One of my absolute favorite teas for the summer months is chrysanthemum tea. This easy-to-brew tea is a staple for lowering heat signs in TCM and can easily be consumed, warm or cool. I often have patients make a combination of chrysanthemum and chamomile to drink in the evenings after busy summer days to encourage rehydration and deep, restorative sleep.
Linking Acupoints to Herbs
I often link groups of acupuncture points to specific herbs based on actions and energetics, and we can do this with chrysanthemum. Here are a few of many to consider:
- SI 2 (ying-spring and water point of the small intestine channel)
- SI 7 (luo-connecting point of the small intestine channel)

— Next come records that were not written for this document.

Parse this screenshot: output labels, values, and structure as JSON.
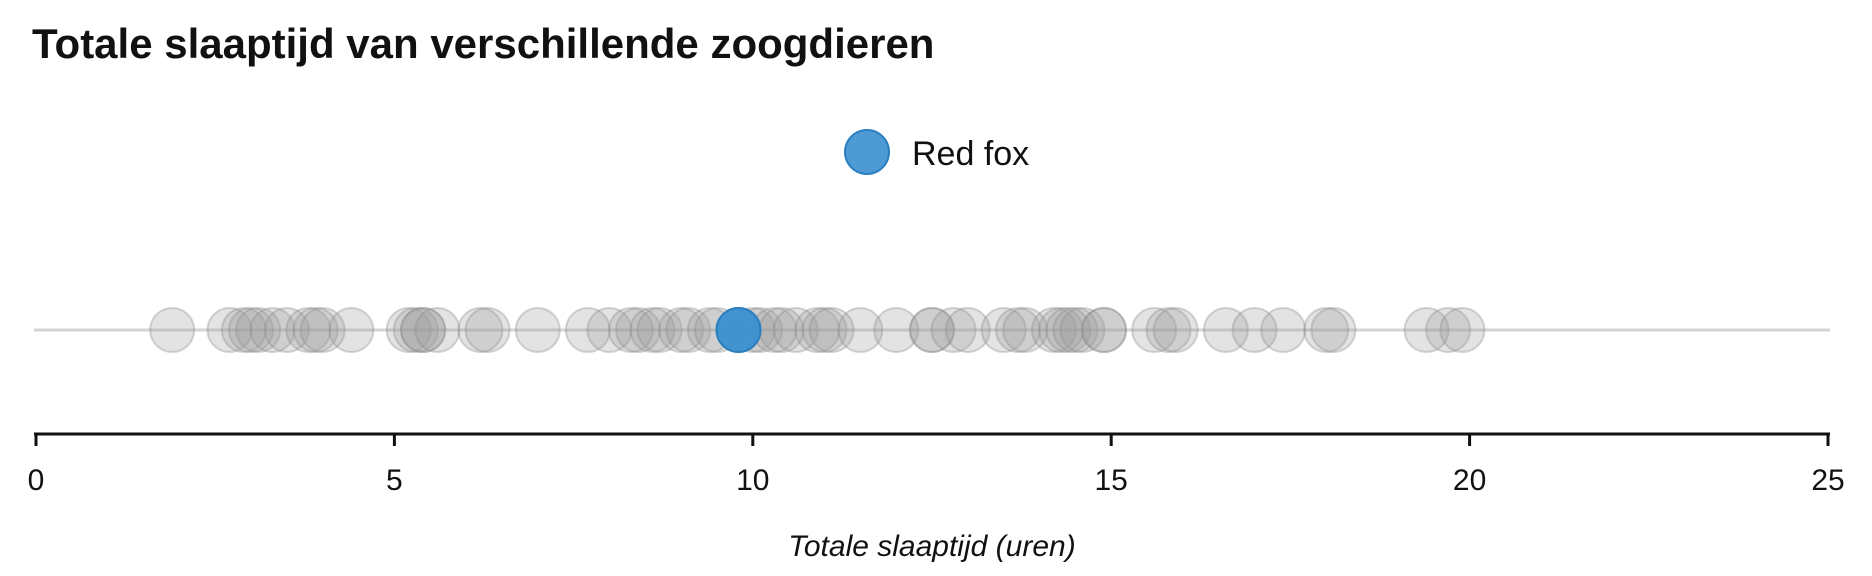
{
  "chart_data": {
    "type": "scatter",
    "title": "Totale slaaptijd van verschillende zoogdieren",
    "xlabel": "Totale slaaptijd (uren)",
    "ylabel": "",
    "xlim": [
      0,
      25
    ],
    "xticks": [
      0,
      5,
      10,
      15,
      20,
      25
    ],
    "grid": false,
    "legend": {
      "position": "top-center",
      "entries": [
        {
          "label": "Red fox",
          "color": "#3a8fd0"
        }
      ]
    },
    "highlight": {
      "name": "Red fox",
      "value": 9.8,
      "color": "#3a8fd0"
    },
    "series": [
      {
        "color": "#9a9a9a",
        "values": [
          1.9,
          2.7,
          2.9,
          3.0,
          3.1,
          3.3,
          3.5,
          3.8,
          3.9,
          4.0,
          4.4,
          5.2,
          5.3,
          5.4,
          5.4,
          5.6,
          6.2,
          6.3,
          7.0,
          7.7,
          8.0,
          8.3,
          8.4,
          8.6,
          8.7,
          9.0,
          9.1,
          9.4,
          9.5,
          9.8,
          10.0,
          10.1,
          10.3,
          10.4,
          10.6,
          10.9,
          11.0,
          11.1,
          11.5,
          12.0,
          12.5,
          12.5,
          12.8,
          13.0,
          13.5,
          13.7,
          13.8,
          14.2,
          14.3,
          14.4,
          14.5,
          14.6,
          14.9,
          14.9,
          15.6,
          15.8,
          15.9,
          16.6,
          17.0,
          17.4,
          18.0,
          18.1,
          19.4,
          19.7,
          19.9
        ]
      }
    ]
  }
}
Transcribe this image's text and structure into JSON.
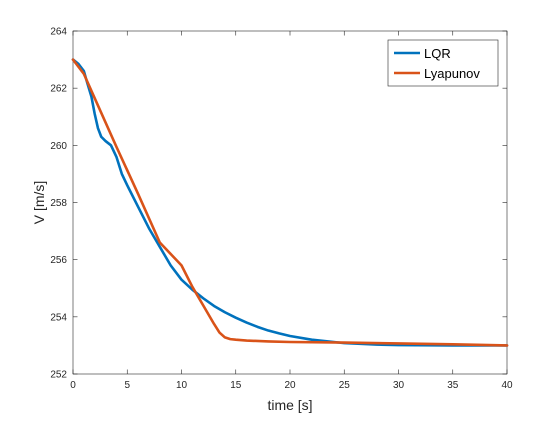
{
  "chart_data": {
    "type": "line",
    "title": "",
    "xlabel": "time [s]",
    "ylabel": "V [m/s]",
    "xlim": [
      0,
      40
    ],
    "ylim": [
      252,
      264
    ],
    "xticks": [
      0,
      5,
      10,
      15,
      20,
      25,
      30,
      35,
      40
    ],
    "yticks": [
      252,
      254,
      256,
      258,
      260,
      262,
      264
    ],
    "grid": false,
    "legend_position": "top-right",
    "series": [
      {
        "name": "LQR",
        "color": "#0072BD",
        "x": [
          0,
          0.5,
          1,
          1.3,
          1.7,
          2.0,
          2.3,
          2.6,
          3.0,
          3.5,
          4.0,
          4.5,
          5.0,
          6.0,
          7.0,
          8.0,
          9.0,
          10.0,
          11.0,
          12.0,
          13.0,
          14.0,
          15.0,
          16.0,
          17.0,
          18.0,
          19.0,
          20.0,
          22.0,
          25.0,
          28.0,
          30.0,
          35.0,
          40.0
        ],
        "y": [
          263.0,
          262.85,
          262.6,
          262.2,
          261.7,
          261.1,
          260.6,
          260.3,
          260.15,
          260.0,
          259.6,
          259.0,
          258.6,
          257.85,
          257.1,
          256.45,
          255.8,
          255.3,
          254.95,
          254.65,
          254.38,
          254.16,
          253.97,
          253.8,
          253.65,
          253.52,
          253.42,
          253.33,
          253.2,
          253.08,
          253.03,
          253.01,
          253.0,
          253.0
        ]
      },
      {
        "name": "Lyapunov",
        "color": "#D95319",
        "x": [
          0,
          1.0,
          2.0,
          4.0,
          6.0,
          8.0,
          10.0,
          11.0,
          12.0,
          13.0,
          13.5,
          14.0,
          14.5,
          15.0,
          16.0,
          18.0,
          20.0,
          25.0,
          30.0,
          35.0,
          40.0
        ],
        "y": [
          263.0,
          262.5,
          261.65,
          259.95,
          258.3,
          256.6,
          255.8,
          255.05,
          254.4,
          253.75,
          253.45,
          253.28,
          253.22,
          253.2,
          253.17,
          253.14,
          253.12,
          253.1,
          253.07,
          253.04,
          253.0
        ]
      }
    ]
  }
}
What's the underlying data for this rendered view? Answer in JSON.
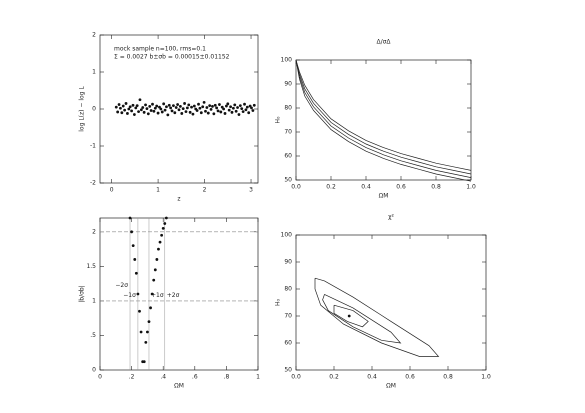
{
  "chart_data": [
    {
      "type": "scatter",
      "xlabel": "z",
      "ylabel": "log L(z) − log L",
      "annotations": [
        "mock sample n=100, rms=0.1",
        "Σ̄ = 0.0027  b±σb = 0.00015±0.01152"
      ],
      "xlim": [
        -0.25,
        3.15
      ],
      "ylim": [
        -2,
        2
      ],
      "xticks": [
        0,
        1,
        2,
        3
      ],
      "yticks": [
        -2,
        -1,
        0,
        1,
        2
      ],
      "x": [
        0.1,
        0.13,
        0.16,
        0.19,
        0.22,
        0.25,
        0.28,
        0.31,
        0.34,
        0.37,
        0.4,
        0.43,
        0.46,
        0.49,
        0.52,
        0.55,
        0.58,
        0.61,
        0.64,
        0.67,
        0.7,
        0.73,
        0.76,
        0.79,
        0.82,
        0.85,
        0.88,
        0.91,
        0.94,
        0.97,
        1.0,
        1.03,
        1.06,
        1.09,
        1.12,
        1.15,
        1.18,
        1.21,
        1.24,
        1.27,
        1.3,
        1.33,
        1.36,
        1.39,
        1.42,
        1.45,
        1.48,
        1.51,
        1.54,
        1.57,
        1.6,
        1.63,
        1.66,
        1.69,
        1.72,
        1.75,
        1.78,
        1.81,
        1.84,
        1.87,
        1.9,
        1.93,
        1.96,
        1.99,
        2.02,
        2.05,
        2.08,
        2.11,
        2.14,
        2.17,
        2.2,
        2.23,
        2.26,
        2.29,
        2.32,
        2.35,
        2.38,
        2.41,
        2.44,
        2.47,
        2.5,
        2.53,
        2.56,
        2.59,
        2.62,
        2.65,
        2.68,
        2.71,
        2.74,
        2.77,
        2.8,
        2.83,
        2.86,
        2.89,
        2.92,
        2.95,
        2.98,
        3.01,
        3.04,
        3.07
      ],
      "values": [
        0.05,
        -0.08,
        0.12,
        0.02,
        -0.1,
        0.08,
        -0.03,
        0.15,
        -0.12,
        0.0,
        0.06,
        -0.05,
        0.1,
        -0.15,
        0.03,
        0.09,
        -0.07,
        0.25,
        -0.02,
        0.04,
        -0.09,
        0.11,
        0.01,
        -0.13,
        0.07,
        -0.04,
        0.13,
        -0.06,
        0.02,
        0.08,
        -0.11,
        0.05,
        0.0,
        -0.08,
        0.14,
        -0.03,
        0.06,
        -0.16,
        0.1,
        0.03,
        -0.05,
        0.09,
        -0.1,
        0.04,
        0.12,
        -0.02,
        0.07,
        -0.12,
        0.01,
        0.15,
        -0.07,
        0.03,
        0.11,
        -0.09,
        0.05,
        -0.14,
        0.08,
        0.0,
        -0.04,
        0.13,
        0.02,
        -0.1,
        0.06,
        0.18,
        -0.06,
        0.04,
        -0.11,
        0.09,
        -0.01,
        0.07,
        -0.13,
        0.1,
        0.03,
        -0.05,
        0.12,
        -0.08,
        0.05,
        0.0,
        -0.12,
        0.08,
        0.14,
        -0.03,
        0.06,
        -0.09,
        0.02,
        0.11,
        -0.06,
        0.04,
        -0.15,
        0.09,
        0.01,
        -0.07,
        0.13,
        -0.02,
        0.05,
        -0.1,
        0.08,
        0.03,
        -0.04,
        0.1
      ]
    },
    {
      "type": "contour",
      "title": "Δ/σΔ",
      "xlabel": "ΩM",
      "ylabel": "H₀",
      "xlim": [
        0,
        1
      ],
      "ylim": [
        50,
        100
      ],
      "xticks": [
        {
          "value": 0,
          "label": "0.0"
        },
        0.2,
        0.4,
        0.6,
        0.8,
        {
          "value": 1,
          "label": "1.0"
        }
      ],
      "yticks": [
        50,
        60,
        70,
        80,
        90,
        100
      ],
      "series": [
        {
          "x": [
            0,
            0.02,
            0.05,
            0.1,
            0.2,
            0.3,
            0.4,
            0.5,
            0.6,
            0.7,
            0.8,
            0.9,
            1.0
          ],
          "values": [
            100,
            92,
            85,
            79,
            71,
            66,
            62,
            59,
            56.5,
            54.5,
            52.5,
            51,
            49.5
          ]
        },
        {
          "x": [
            0,
            0.02,
            0.05,
            0.1,
            0.2,
            0.3,
            0.4,
            0.5,
            0.6,
            0.7,
            0.8,
            0.9,
            1.0
          ],
          "values": [
            100,
            93,
            86.5,
            80.5,
            72.5,
            67.5,
            63.5,
            60.5,
            58,
            56,
            54,
            52.5,
            51
          ]
        },
        {
          "x": [
            0,
            0.02,
            0.05,
            0.1,
            0.2,
            0.3,
            0.4,
            0.5,
            0.6,
            0.7,
            0.8,
            0.9,
            1.0
          ],
          "values": [
            100,
            94,
            88,
            82,
            74,
            69,
            65,
            62,
            59.5,
            57.5,
            55.5,
            54,
            52.5
          ]
        },
        {
          "x": [
            0,
            0.02,
            0.05,
            0.1,
            0.2,
            0.3,
            0.4,
            0.5,
            0.6,
            0.7,
            0.8,
            0.9,
            1.0
          ],
          "values": [
            100,
            95,
            89.5,
            83.5,
            75.5,
            70.5,
            66.5,
            63.5,
            61,
            59,
            57,
            55.5,
            54
          ]
        }
      ]
    },
    {
      "type": "scatter",
      "xlabel": "ΩM",
      "ylabel": "|b/σb|",
      "xlim": [
        0,
        1
      ],
      "ylim": [
        0,
        2.2
      ],
      "xticks": [
        0,
        {
          "value": 0.2,
          "label": ".2"
        },
        {
          "value": 0.4,
          "label": ".4"
        },
        {
          "value": 0.6,
          "label": ".6"
        },
        {
          "value": 0.8,
          "label": ".8"
        },
        1
      ],
      "yticks": [
        0,
        {
          "value": 0.5,
          "label": ".5"
        },
        1,
        1.5,
        2
      ],
      "hlines": [
        1,
        2
      ],
      "vlines": [
        {
          "value": 0.19,
          "label": "−2σ"
        },
        {
          "value": 0.24,
          "label": "−1σ"
        },
        {
          "value": 0.31,
          "label": "+1σ"
        },
        {
          "value": 0.41,
          "label": "+2σ"
        }
      ],
      "x": [
        0.19,
        0.2,
        0.21,
        0.22,
        0.23,
        0.24,
        0.25,
        0.26,
        0.27,
        0.28,
        0.29,
        0.3,
        0.31,
        0.32,
        0.33,
        0.34,
        0.35,
        0.36,
        0.37,
        0.38,
        0.39,
        0.4,
        0.41,
        0.42
      ],
      "values": [
        2.2,
        2.0,
        1.8,
        1.6,
        1.4,
        1.1,
        0.85,
        0.55,
        0.12,
        0.12,
        0.4,
        0.55,
        0.7,
        0.9,
        1.1,
        1.3,
        1.45,
        1.6,
        1.75,
        1.85,
        1.95,
        2.05,
        2.12,
        2.2
      ]
    },
    {
      "type": "contour",
      "title": "χ²",
      "xlabel": "ΩM",
      "ylabel": "H₀",
      "xlim": [
        0,
        1
      ],
      "ylim": [
        50,
        100
      ],
      "xticks": [
        {
          "value": 0,
          "label": "0.0"
        },
        0.2,
        0.4,
        0.6,
        0.8,
        {
          "value": 1,
          "label": "1.0"
        }
      ],
      "yticks": [
        50,
        60,
        70,
        80,
        90,
        100
      ],
      "series": [
        {
          "x": [
            0.1,
            0.15,
            0.3,
            0.5,
            0.7,
            0.75,
            0.65,
            0.45,
            0.25,
            0.13,
            0.1,
            0.1
          ],
          "values": [
            84,
            83,
            77,
            68,
            59,
            55,
            55,
            60,
            67,
            74,
            80,
            84
          ]
        },
        {
          "x": [
            0.15,
            0.3,
            0.5,
            0.55,
            0.45,
            0.3,
            0.17,
            0.14,
            0.15
          ],
          "values": [
            78,
            73,
            64,
            60,
            61,
            66,
            72,
            76,
            78
          ]
        },
        {
          "x": [
            0.2,
            0.3,
            0.38,
            0.35,
            0.27,
            0.2,
            0.2
          ],
          "values": [
            74,
            72,
            68,
            66,
            68,
            71,
            74
          ]
        }
      ],
      "x": [
        0.28
      ],
      "values": [
        70
      ]
    }
  ]
}
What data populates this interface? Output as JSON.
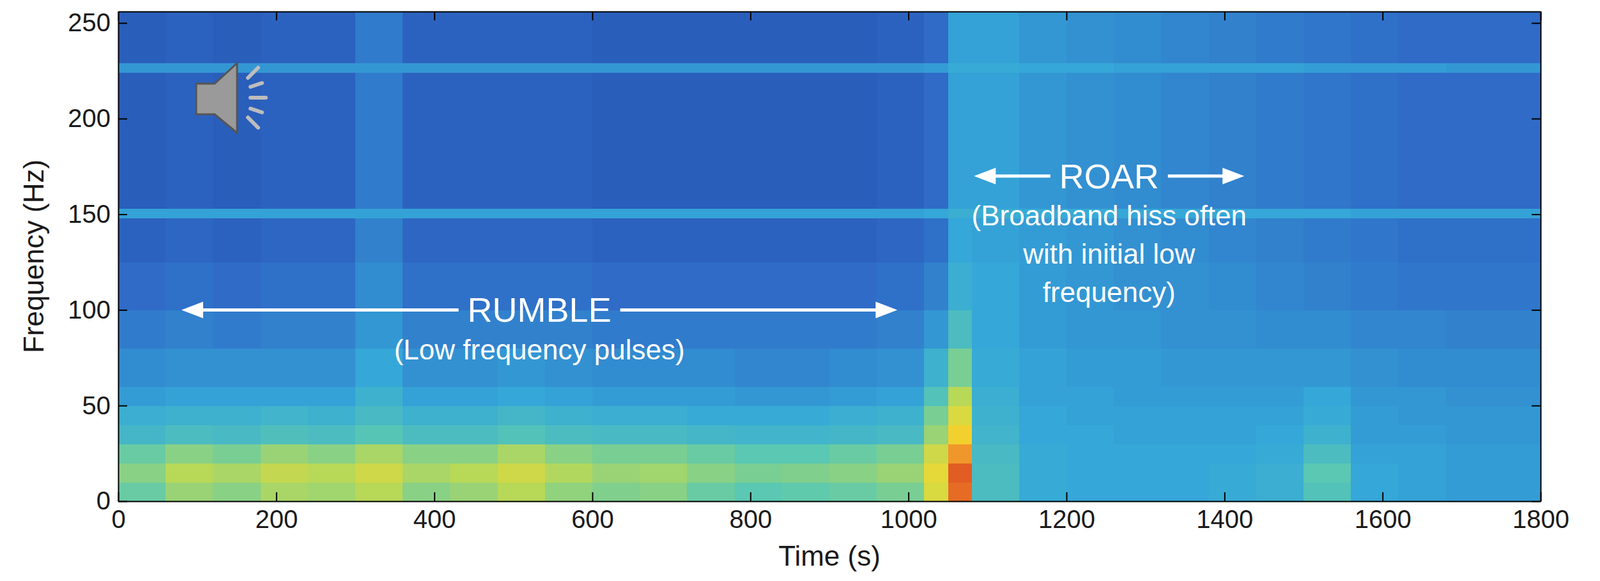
{
  "chart_data": {
    "type": "heatmap",
    "x_label": "Time (s)",
    "y_label": "Frequency (Hz)",
    "xlim": [
      0,
      1800
    ],
    "ylim": [
      0,
      256
    ],
    "xticks": [
      0,
      200,
      400,
      600,
      800,
      1000,
      1200,
      1400,
      1600,
      1800
    ],
    "yticks": [
      0,
      50,
      100,
      150,
      200,
      250
    ],
    "zlim": [
      0,
      10
    ],
    "x_edges": [
      0,
      60,
      120,
      180,
      240,
      300,
      360,
      420,
      480,
      540,
      600,
      660,
      720,
      780,
      840,
      900,
      960,
      1020,
      1050,
      1080,
      1140,
      1200,
      1260,
      1320,
      1380,
      1440,
      1500,
      1560,
      1620,
      1680,
      1740,
      1800
    ],
    "y_edges": [
      0,
      10,
      20,
      30,
      40,
      50,
      60,
      80,
      100,
      125,
      148,
      153,
      190,
      224,
      229,
      256
    ],
    "cells": [
      [
        4.6,
        5.2,
        5.0,
        5.4,
        5.3,
        5.6,
        5.0,
        5.2,
        5.6,
        5.1,
        4.9,
        5.0,
        4.6,
        4.4,
        4.5,
        4.6,
        4.8,
        6.2,
        8.2,
        4.0,
        3.4,
        3.3,
        3.3,
        3.3,
        3.4,
        3.5,
        4.2,
        3.3,
        3.2,
        3.1,
        3.1
      ],
      [
        5.0,
        5.6,
        5.4,
        5.8,
        5.6,
        6.0,
        5.4,
        5.6,
        6.0,
        5.5,
        5.2,
        5.3,
        5.0,
        4.8,
        4.9,
        5.0,
        5.2,
        6.4,
        8.4,
        4.0,
        3.4,
        3.3,
        3.3,
        3.3,
        3.4,
        3.5,
        4.4,
        3.3,
        3.2,
        3.1,
        3.1
      ],
      [
        4.6,
        5.0,
        4.8,
        5.2,
        5.0,
        5.4,
        5.0,
        5.0,
        5.4,
        5.0,
        4.8,
        4.8,
        4.6,
        4.4,
        4.4,
        4.6,
        4.8,
        6.0,
        7.6,
        3.9,
        3.4,
        3.3,
        3.3,
        3.3,
        3.3,
        3.4,
        4.0,
        3.2,
        3.2,
        3.1,
        3.1
      ],
      [
        3.8,
        4.0,
        3.9,
        4.1,
        4.0,
        4.3,
        4.0,
        4.0,
        4.2,
        4.0,
        3.9,
        3.9,
        3.8,
        3.7,
        3.7,
        3.8,
        3.9,
        5.2,
        6.8,
        3.7,
        3.3,
        3.3,
        3.2,
        3.2,
        3.2,
        3.3,
        3.6,
        3.1,
        3.1,
        3.0,
        3.0
      ],
      [
        3.5,
        3.6,
        3.6,
        3.7,
        3.6,
        3.9,
        3.6,
        3.6,
        3.8,
        3.6,
        3.5,
        3.5,
        3.4,
        3.4,
        3.4,
        3.5,
        3.6,
        4.8,
        6.2,
        3.6,
        3.3,
        3.2,
        3.2,
        3.2,
        3.2,
        3.2,
        3.4,
        3.1,
        3.0,
        3.0,
        3.0
      ],
      [
        3.1,
        3.2,
        3.2,
        3.2,
        3.2,
        3.6,
        3.2,
        3.2,
        3.3,
        3.2,
        3.1,
        3.1,
        3.1,
        3.0,
        3.0,
        3.1,
        3.2,
        4.2,
        5.6,
        3.5,
        3.2,
        3.2,
        3.1,
        3.1,
        3.1,
        3.1,
        3.3,
        3.0,
        3.0,
        2.9,
        2.9
      ],
      [
        2.8,
        2.9,
        2.9,
        2.9,
        2.9,
        3.3,
        2.9,
        2.9,
        3.0,
        2.9,
        2.8,
        2.8,
        2.8,
        2.7,
        2.7,
        2.8,
        2.9,
        3.6,
        4.8,
        3.4,
        3.2,
        3.1,
        3.1,
        3.0,
        3.0,
        3.0,
        3.0,
        2.9,
        2.8,
        2.8,
        2.8
      ],
      [
        2.5,
        2.6,
        2.5,
        2.6,
        2.6,
        3.0,
        2.6,
        2.6,
        2.6,
        2.6,
        2.5,
        2.5,
        2.5,
        2.5,
        2.5,
        2.5,
        2.6,
        3.0,
        4.0,
        3.3,
        3.1,
        3.0,
        3.0,
        2.9,
        2.9,
        2.8,
        2.8,
        2.7,
        2.7,
        2.6,
        2.6
      ],
      [
        2.2,
        2.3,
        2.2,
        2.3,
        2.3,
        2.8,
        2.3,
        2.3,
        2.3,
        2.3,
        2.2,
        2.2,
        2.2,
        2.2,
        2.2,
        2.2,
        2.3,
        2.6,
        3.5,
        3.3,
        3.1,
        3.0,
        2.9,
        2.9,
        2.8,
        2.7,
        2.6,
        2.5,
        2.4,
        2.4,
        2.4
      ],
      [
        2.0,
        2.1,
        2.0,
        2.1,
        2.1,
        2.6,
        2.1,
        2.1,
        2.1,
        2.1,
        2.0,
        2.0,
        2.0,
        2.0,
        2.0,
        2.0,
        2.1,
        2.3,
        3.3,
        3.2,
        3.1,
        3.0,
        2.9,
        2.8,
        2.7,
        2.6,
        2.5,
        2.4,
        2.3,
        2.3,
        2.3
      ],
      [
        3.2,
        3.2,
        3.2,
        3.2,
        3.2,
        3.2,
        3.2,
        3.2,
        3.2,
        3.2,
        3.2,
        3.2,
        3.2,
        3.2,
        3.2,
        3.2,
        3.2,
        3.3,
        3.5,
        3.5,
        3.4,
        3.4,
        3.3,
        3.3,
        3.3,
        3.3,
        3.3,
        3.2,
        3.2,
        3.2,
        3.2
      ],
      [
        1.9,
        2.0,
        1.9,
        2.0,
        2.0,
        2.5,
        2.0,
        2.0,
        2.0,
        2.0,
        1.9,
        1.9,
        1.9,
        1.9,
        1.9,
        1.9,
        2.0,
        2.2,
        3.2,
        3.2,
        3.0,
        2.9,
        2.8,
        2.7,
        2.6,
        2.5,
        2.4,
        2.3,
        2.2,
        2.2,
        2.2
      ],
      [
        1.9,
        2.0,
        1.9,
        2.0,
        2.0,
        2.5,
        2.0,
        2.0,
        2.0,
        2.0,
        1.9,
        1.9,
        1.9,
        1.9,
        1.9,
        1.9,
        2.0,
        2.2,
        3.2,
        3.2,
        3.0,
        2.9,
        2.8,
        2.7,
        2.6,
        2.5,
        2.4,
        2.3,
        2.2,
        2.2,
        2.2
      ],
      [
        3.0,
        3.0,
        3.0,
        3.0,
        3.0,
        3.0,
        3.0,
        3.0,
        3.0,
        3.0,
        3.0,
        3.0,
        3.0,
        3.0,
        3.0,
        3.0,
        3.0,
        3.1,
        3.4,
        3.4,
        3.3,
        3.3,
        3.2,
        3.2,
        3.2,
        3.2,
        3.1,
        3.1,
        3.1,
        3.0,
        3.0
      ],
      [
        1.9,
        2.0,
        1.9,
        2.0,
        2.0,
        2.5,
        2.0,
        2.0,
        2.0,
        2.0,
        1.9,
        1.9,
        1.9,
        1.9,
        1.9,
        1.9,
        2.0,
        2.2,
        3.2,
        3.2,
        3.0,
        2.9,
        2.8,
        2.7,
        2.6,
        2.5,
        2.4,
        2.3,
        2.2,
        2.2,
        2.2
      ]
    ],
    "annotations": [
      {
        "text": "RUMBLE",
        "note": [
          "(Low frequency pulses)"
        ],
        "x_span": [
          80,
          986
        ],
        "y": 100
      },
      {
        "text": "ROAR",
        "note": [
          "(Broadband hiss often",
          "with initial low",
          "frequency)"
        ],
        "x_span": [
          1083,
          1425
        ],
        "y": 170
      }
    ]
  }
}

- SJ 2 (ying-spring and water point of the sanjiao channel)
- SJ 6 (jing-river and fire point of the sanjiao channel)
- Liv 2 (ying-spring and fire point of the liver channel)
- ST 44 (ying-spring and water point of the stomach channel)
- LI 11 (He-Sea and Earth point of the large intestine channel)
All of these points can be used during the summer months to help balance and manage specific patterns of disharmony that arise due to various syndromes of heat.
Maintaining Kidney Vitality
The second important concept to keep in mind clinically during the summer months is the idea of the "essence of the kidneys" being a source for sweat. In patients who suffer from chronic kidney yin / yang vacuity, this can be an extremely important concept to consider when formulating treatment protocols.
The wise clinician treats before the condition arises; therefore, always consider this concept when encountering heat symptoms in patients.
This becomes particularly important when the patient has a long history of kidney vacuity signs. We can also see this in athletes who are always training hard with high loss of sweat volume in addition to busy work schedules. Over time, even if they do not show overt kidney vacuity symptoms, the kidneys will be taxed.
Often the qi and blood vacuity symptoms will arise first and if not effectively targeted via diet, herbs and acupuncture, will inevitably lead to a drain on the "essence of the kidneys." This is one of the reasons I always emphasize that small amounts of yin-nourishing foods should be consumed during the hot summer season.
Key Points to Consider
Points to always consider related to the concept of sweat potentially draining the "essence of the kidneys" include:
- BL 23 (back shu point of the kidneys)
- KI 2 (ying-spring and fire point of the kidney channel)
- KI 3 (shu stream / yuan source and Earth point of the kidney channel)
- KI 6 (confluent point of the yin motility vessel)
- Liv 8 (He Sea and water point of the liver channel)
- SP 6 (meeting point of the spleen, liver and kidney channels)
- Du 20 (meeting point of the governing vessel with the bladder, gallbladder, sanjiao, and liver channel / point of the Sea of Marrow)
- Ren 4 (front mu point of the small intestine; meeting point of the conception vessel with the spleen, liver and kidney channels).
I often find the combination of SP 6 + Ren 4 to be an extremely important two-point combination to be added to almost any pattern of heat aggravated by the summer season; or any pattern of qi and blood vacuity that begins to arise due to excessive activity / sweating during the busy summer months.
I hope this short article stimulates creative thinking as you encounter patients during the summer months. The summer can be a time of high levels of activity and creativity. TCM practitioners have much to offer helping patients stay inspired and feel in balance as they navigate the warm summer season.